Nos EUA, Lula lembra divergência pública com presidente da Vale

O ex-presidente Luiz Inácio Lula da Silva disse nesta quarta-feira que o processo de substituição no comando da Vale deve ser encarado com naturalidade e lembrou das divergências públicas que teve com Roger Agnelli durante seu governo.

“Todo mundo sabe que eu tinha uma divergência pública com o Roger, que era de fazer investimentos no Brasil”, disse Lula, em Washington, ao ser questionado por jornalistas após participar como orador de um evento promovido pela Microsoft.

“Quando ele comprou navios na China, eu fiquei muito chateado. A teoria dele de que não poderia construir siderúrgica para não competir com os clientes era equivocada, porque a gente vendia minério de ferro com a China e depois a gente importava aço da China. Então era melhor que a gente produzisse o aço e exportasse para a China.”

Agnelli será substituído na presidência da Vale pelo executivo Murilo Ferreira. Segundo Lula, a mudança é um problema do conselho de administração da empresa e da presidente Dilma Rousseff.

“Eu vejo com uma certa naturalidade. Porque eu já disse que ninguém é imprescindível nem insubstituível. Aliás eu tive a oportunidade de dizer ao amigo Roger isso há uns 10 dias atrás.”

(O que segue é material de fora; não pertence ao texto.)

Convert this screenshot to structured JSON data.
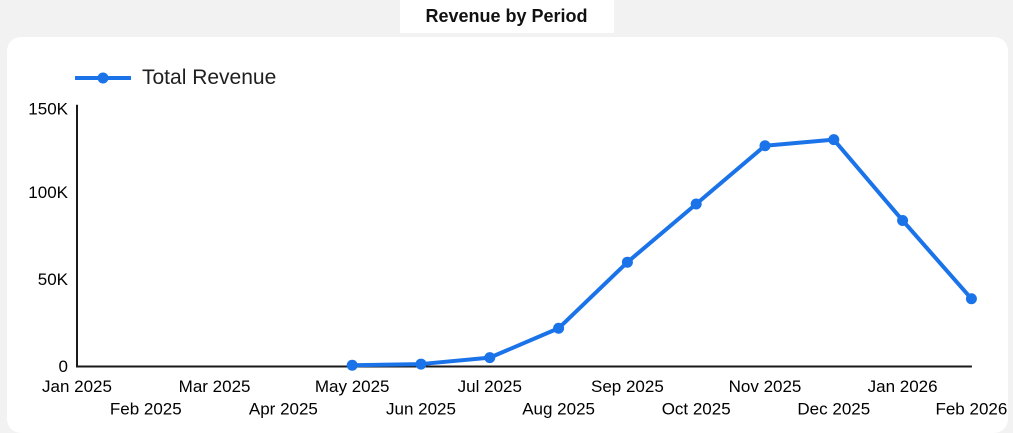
{
  "header": {
    "title": "Revenue by Period"
  },
  "legend": {
    "items": [
      {
        "label": "Total Revenue",
        "color": "#1a73e8"
      }
    ]
  },
  "chart_data": {
    "type": "line",
    "title": "Revenue by Period",
    "categories": [
      "Jan 2025",
      "Feb 2025",
      "Mar 2025",
      "Apr 2025",
      "May 2025",
      "Jun 2025",
      "Jul 2025",
      "Aug 2025",
      "Sep 2025",
      "Oct 2025",
      "Nov 2025",
      "Dec 2025",
      "Jan 2026",
      "Feb 2026"
    ],
    "series": [
      {
        "name": "Total Revenue",
        "color": "#1a73e8",
        "values": [
          null,
          null,
          null,
          null,
          700,
          1400,
          5100,
          22000,
          60000,
          93500,
          127000,
          130500,
          84000,
          39000
        ]
      }
    ],
    "xlabel": "",
    "ylabel": "",
    "ylim": [
      0,
      150000
    ],
    "y_ticks": [
      {
        "value": 0,
        "label": "0"
      },
      {
        "value": 50000,
        "label": "50K"
      },
      {
        "value": 100000,
        "label": "100K"
      },
      {
        "value": 150000,
        "label": "150K"
      }
    ],
    "grid": false,
    "legend_position": "top-left",
    "x_label_stagger": true
  },
  "colors": {
    "page_bg": "#f2f2f2",
    "card_bg": "#ffffff",
    "series_blue": "#1a73e8",
    "axis": "#1a1a1a"
  }
}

Lula disse ainda que quando Agnelli foi indicado ao cargo “era um desconhecido”, e que é preciso acreditar que o indicado para substituí-lo “vai prestar os mesmos serviços à Vale e ao país”.

“Hoje, o Roger é tão bom que eu acho que vou levá-lo para o instituto para trabalhar comigo”, brincou, ao referir-se ao Instituto Lula, organização não-governamental que deverá comandar, ainda em processo de criação.

Mensalão

Questionado a respeito do relatório final da Polícia Federal sobre o esquema do mensalão, Lula disse que “não tem relatório final”.

“Tem uma peça que dizem que foi o relatório produzido pela Polícia Federal”, afirmou. “Se aquilo for entrar nos autos do processo você imagina o que vai acontecer. Todos os advogados de defesa vão pedir prazo para estudar, ou seja, isso vai ser julgado em 2050.”

Lula disse ainda que não viu o documento. “Não tive chance de dar olhada, e nem vou olhar. Não sou advogado.”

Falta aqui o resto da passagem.